Visiting Faculty Fellow, 2009-10 | Department of Anthropology
Assistant Professor of Anthropology, University of Chicago
Professor Shoaps’ research brings ethnography, semiotics and analysis of language use to bear on questions surrounding religion, moral authority, personhood and subjectivity. Her work addresses questions such as: How are semiosis and linguistic resources shaped by the inherently moral aspects of social life? How do people ground ritual and everyday talk in loci of moral authority and what are the loci of moral authority that can be appealed to in different cultural contexts? How do people use language to position themselves as moral actors? How do linguistic resources come to evoke and construct morally weighted social categories? How do ritual and other types of speech events implicitly articulate ideals of moral personhood and how do people use everyday talk to position themselves with respect to these ideals?

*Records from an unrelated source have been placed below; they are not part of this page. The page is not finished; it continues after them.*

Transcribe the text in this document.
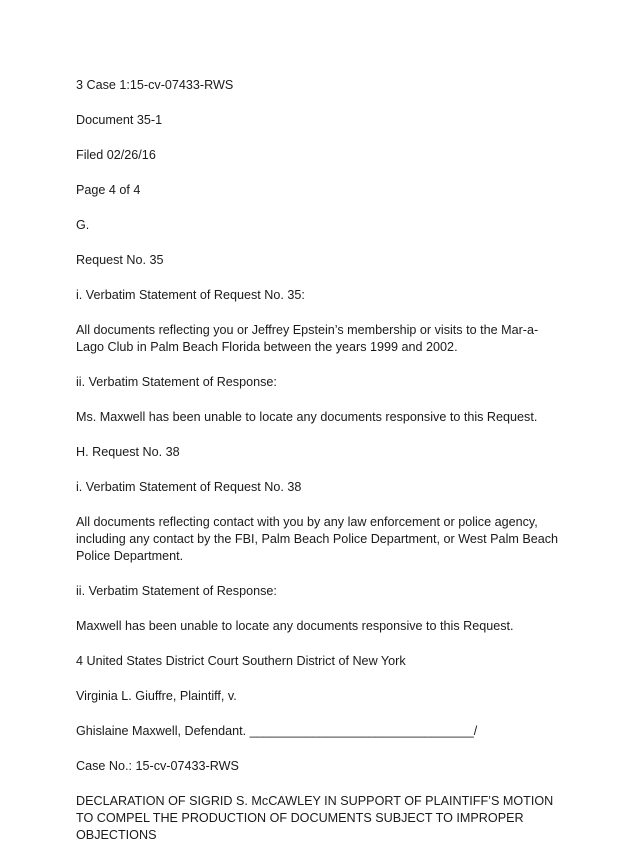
3 Case 1:15-cv-07433-RWS

Document 35-1

Filed 02/26/16

Page 4 of 4

G.

Request No. 35

i. Verbatim Statement of Request No. 35:

All documents reflecting you or Jeffrey Epstein’s membership or visits to the Mar-a-Lago Club in Palm Beach Florida between the years 1999 and 2002.

ii. Verbatim Statement of Response:

Ms. Maxwell has been unable to locate any documents responsive to this Request.

H. Request No. 38

i. Verbatim Statement of Request No. 38

All documents reflecting contact with you by any law enforcement or police agency, including any contact by the FBI, Palm Beach Police Department, or West Palm Beach Police Department.

ii. Verbatim Statement of Response:

Maxwell has been unable to locate any documents responsive to this Request.

4 United States District Court Southern District of New York

Virginia L. Giuffre, Plaintiff, v.

Ghislaine Maxwell, Defendant. ________________________________/

Case No.: 15-cv-07433-RWS

DECLARATION OF SIGRID S. McCAWLEY IN SUPPORT OF PLAINTIFF’S MOTION TO COMPEL THE PRODUCTION OF DOCUMENTS SUBJECT TO IMPROPER OBJECTIONS
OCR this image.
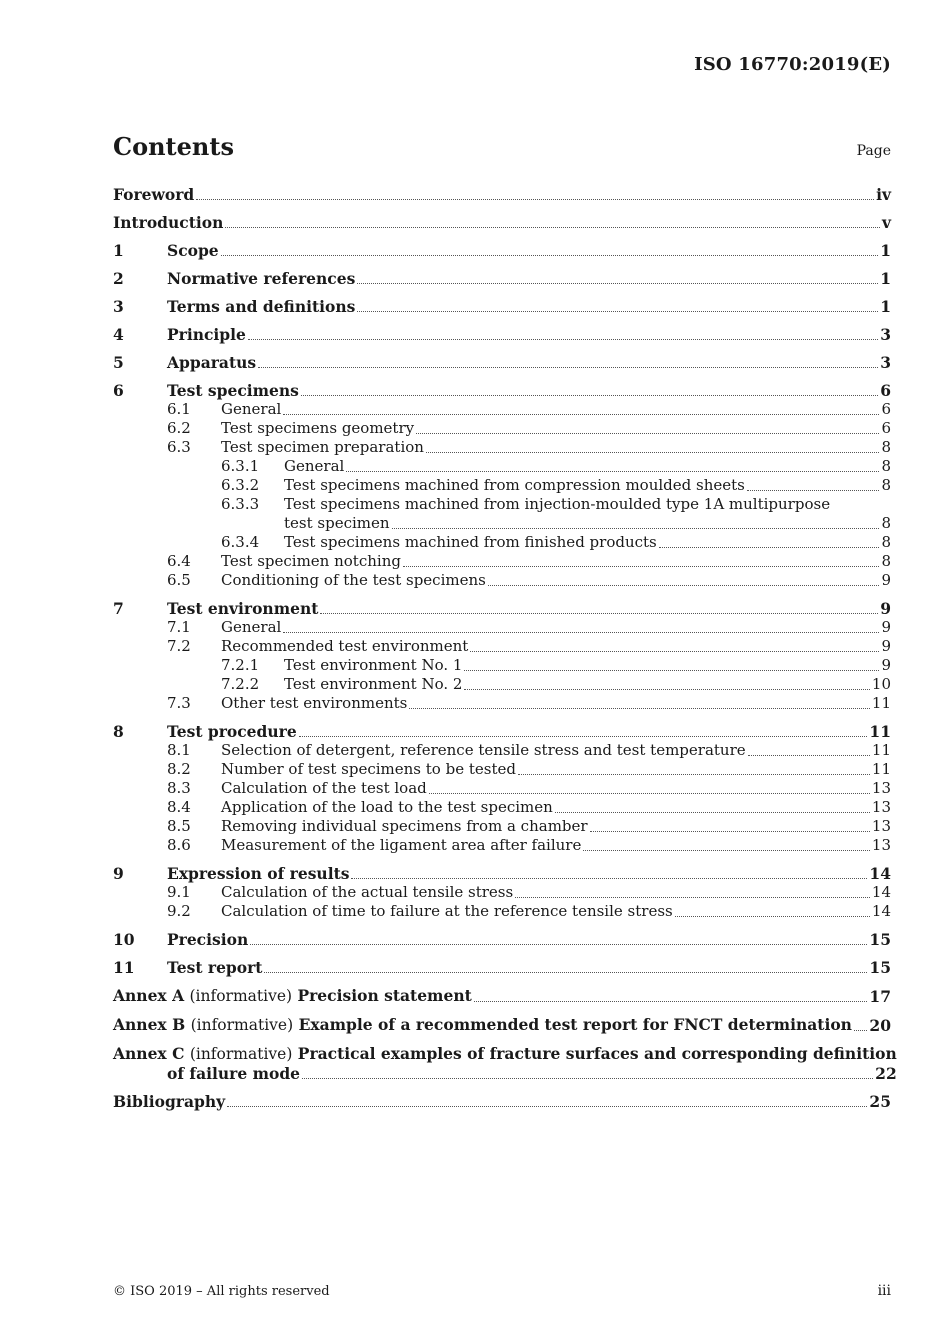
ISO 16770:2019(E)
Contents	Page
Foreword	iv
Introduction	v
1	Scope	1
2	Normative references	1
3	Terms and definitions	1
4	Principle	3
5	Apparatus	3
6	Test specimens	6
6.1	General	6
6.2	Test specimens geometry	6
6.3	Test specimen preparation	8
6.3.1	General	8
6.3.2	Test specimens machined from compression moulded sheets	8
6.3.3	Test specimens machined from injection-moulded type 1A multipurpose
test specimen	8
6.3.4	Test specimens machined from finished products	8
6.4	Test specimen notching	8
6.5	Conditioning of the test specimens	9
7	Test environment	9
7.1	General	9
7.2	Recommended test environment	9
7.2.1	Test environment No. 1	9
7.2.2	Test environment No. 2	10
7.3	Other test environments	11
8	Test procedure	11
8.1	Selection of detergent, reference tensile stress and test temperature	11
8.2	Number of test specimens to be tested	11
8.3	Calculation of the test load	13
8.4	Application of the load to the test specimen	13
8.5	Removing individual specimens from a chamber	13
8.6	Measurement of the ligament area after failure	13
9	Expression of results	14
9.1	Calculation of the actual tensile stress	14
9.2	Calculation of time to failure at the reference tensile stress	14
10	Precision	15
11	Test report	15
Annex A (informative) Precision statement	17
Annex B (informative) Example of a recommended test report for FNCT determination 20
Annex C (informative) Practical examples of fracture surfaces and corresponding definition
of failure mode	22
Bibliography	25
© ISO 2019 – All rights reserved	iii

Shoaps has pursued aspects of these questions in a variety of sites, including the rhetorical strategies deployed in American conservative talk radio, the linguistic construction of sincerity in Pentecostal prayer in the U.S., and the prophetic-apostolic movement in Anglophone Pentecostalism. Her central ethnographic focus, however, is among the Sakapultek Maya in highland Guatemala. She is using her time at the Centre to complete a book manuscript, Wedding Morality and Everyday Talk, which analyzes ritual, everyday talk and kinship as sites for the negotiation of moral personhood among traditionalist Sakapultek Catholics. In it, she argues that only through analysis of language use can we understand how people learn to become actors in a social world, a world that is a moral terrain in which actors stake claims to, or avoid, responsibility, perform their authority, take stances, or position themselves with respect to other social categories and moral persons.
Shoaps’s research has been published in such journals as American Ethnologist, the Journal of Linguistic Anthropology, and Text, as well as in edited volumes.
Shoaps received her undergraduate degree in Anthropology and Linguistics at the University of Chicago and her Ph.D. in Linguistics at the University of California, Santa Barbara in 2004. At Chicago she is affiliated with the Center for Latin American Studies, for which she has taught spoken Kéiche Maya. Before moving to Chicago, she held an appointment in the Department of Communication at the University of Massachusetts, Amherst and was a visiting fellow with the Center for Language, Interaction, and Culture at the University of California, Los Angeles.